In this regard, Piedad Ortiz, Chief Economist of Wise Capitalexpressed: “We see the exchange rate strategy that they are using as very positive. We see that the gap is decreasing. That the COUNTRY Tax is going to be dismantled. Practically, andThe exporting dollar is a utopia because the dollars are quite homogenized. “So, we see that this trap has been lifted little by little without us realizing it.”

For its part, since Aurum Values described how the dynamics of stock market exchange rates have been: “The Government continues to have discretion to intervene in the market and help improve the result of the carry.

But they expanded that, considering what is happening in Brazil, the possibility that ‘carry’ positions are being closed at the end of the year, the seasonal increase in demand for dollars and the impact that the disappearance of the PAIS Tax could have next week“we do not rule out that it remains something dispensable and act only for avoid sharp climbs in the financial dollar market following the trend”.

Effect on collection

The PAIS Tax represented 10% of the total collection. In five years of validity he left a contribution to the treasury of something more than US$17.3 billion, the equivalent of 3% of the Gross Domestic Product (GDP). It was an important tool for increase the collection during the first year of Javier Milei’s government, a period marked by a drop in income for the treasury. With the end of its validity, the impact on collections will begin to be felt.

“The impact on the treasury’s results has been felt since the beginning of December,” says economist Sebastián Menescaldi, from Eco Go. And he emphasizes that this is a hard blow for the Government, due to the contribution it meant. And, according to the Argentine Institute of Fiscal Analysis (IARAF), this year contributed 1.1% of GDP. In 2020, which was the first year of its application, left 0.5%; in 2021, 0.24%; 2022, 0.42% and in 2023, 0.80% of GDP.

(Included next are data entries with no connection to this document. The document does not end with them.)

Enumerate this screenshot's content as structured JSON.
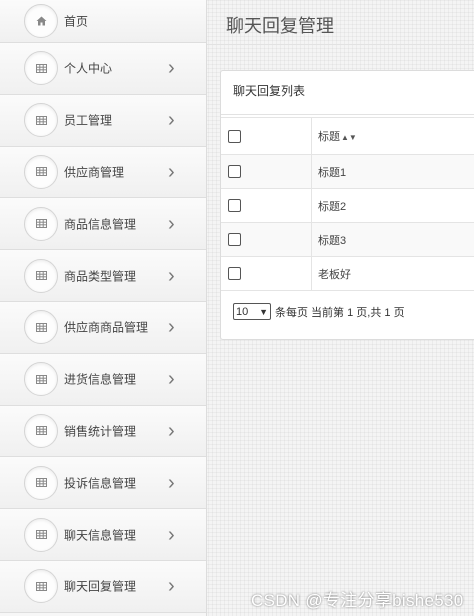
{
  "sidebar": {
    "items": [
      {
        "label": "首页",
        "icon": "home-icon",
        "has_chevron": false
      },
      {
        "label": "个人中心",
        "icon": "list-icon",
        "has_chevron": true
      },
      {
        "label": "员工管理",
        "icon": "list-icon",
        "has_chevron": true
      },
      {
        "label": "供应商管理",
        "icon": "list-icon",
        "has_chevron": true
      },
      {
        "label": "商品信息管理",
        "icon": "list-icon",
        "has_chevron": true
      },
      {
        "label": "商品类型管理",
        "icon": "list-icon",
        "has_chevron": true
      },
      {
        "label": "供应商商品管理",
        "icon": "list-icon",
        "has_chevron": true
      },
      {
        "label": "进货信息管理",
        "icon": "list-icon",
        "has_chevron": true
      },
      {
        "label": "销售统计管理",
        "icon": "list-icon",
        "has_chevron": true
      },
      {
        "label": "投诉信息管理",
        "icon": "list-icon",
        "has_chevron": true
      },
      {
        "label": "聊天信息管理",
        "icon": "list-icon",
        "has_chevron": true
      },
      {
        "label": "聊天回复管理",
        "icon": "list-icon",
        "has_chevron": true
      }
    ]
  },
  "main": {
    "page_title": "聊天回复管理",
    "panel_title": "聊天回复列表",
    "table": {
      "header": "标题",
      "sort_icon": "sort-icon",
      "rows": [
        "标题1",
        "标题2",
        "标题3",
        "老板好"
      ]
    },
    "pager": {
      "page_size": "10",
      "text": "条每页 当前第 1 页,共 1 页"
    }
  },
  "watermark": "CSDN @专注分享bishe530"
}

Between January and November of this year, According to the ARCA tax collection form, tax generated $6.16 billion. Last month it contributed $389.4 billion. The Government hopes that a recovery in activity will help to resolve the impact of the end of this tax on collection.

“It is assumed that it could have an impact on 1.4%/1.5% of GDP collection, although we would have to be cautious that if there is a greater amount of imports it could be higher given that the state would collect less taxes beyond the VAT, which could reach 1.8% It is also true that if the economy grows, we could have an increase in collections in VAT, Profits, social security, check tax and something else due to the fuel tax, for example.” , explains the economist Federico Glustein.

Impact on reserves

Regarding reservations, It is expected in the future that there may be a negative impact due to greater demand for foreign currency. Although Glustein indicates that, “for the moment, I do not see a significant change because there is still a large gap between the import dollar and CCL,” he indicates that we could calculate a slight pressure on reserves. “I don’t want to venture details, but a drop of 3/4% could occur during the year,” he points out.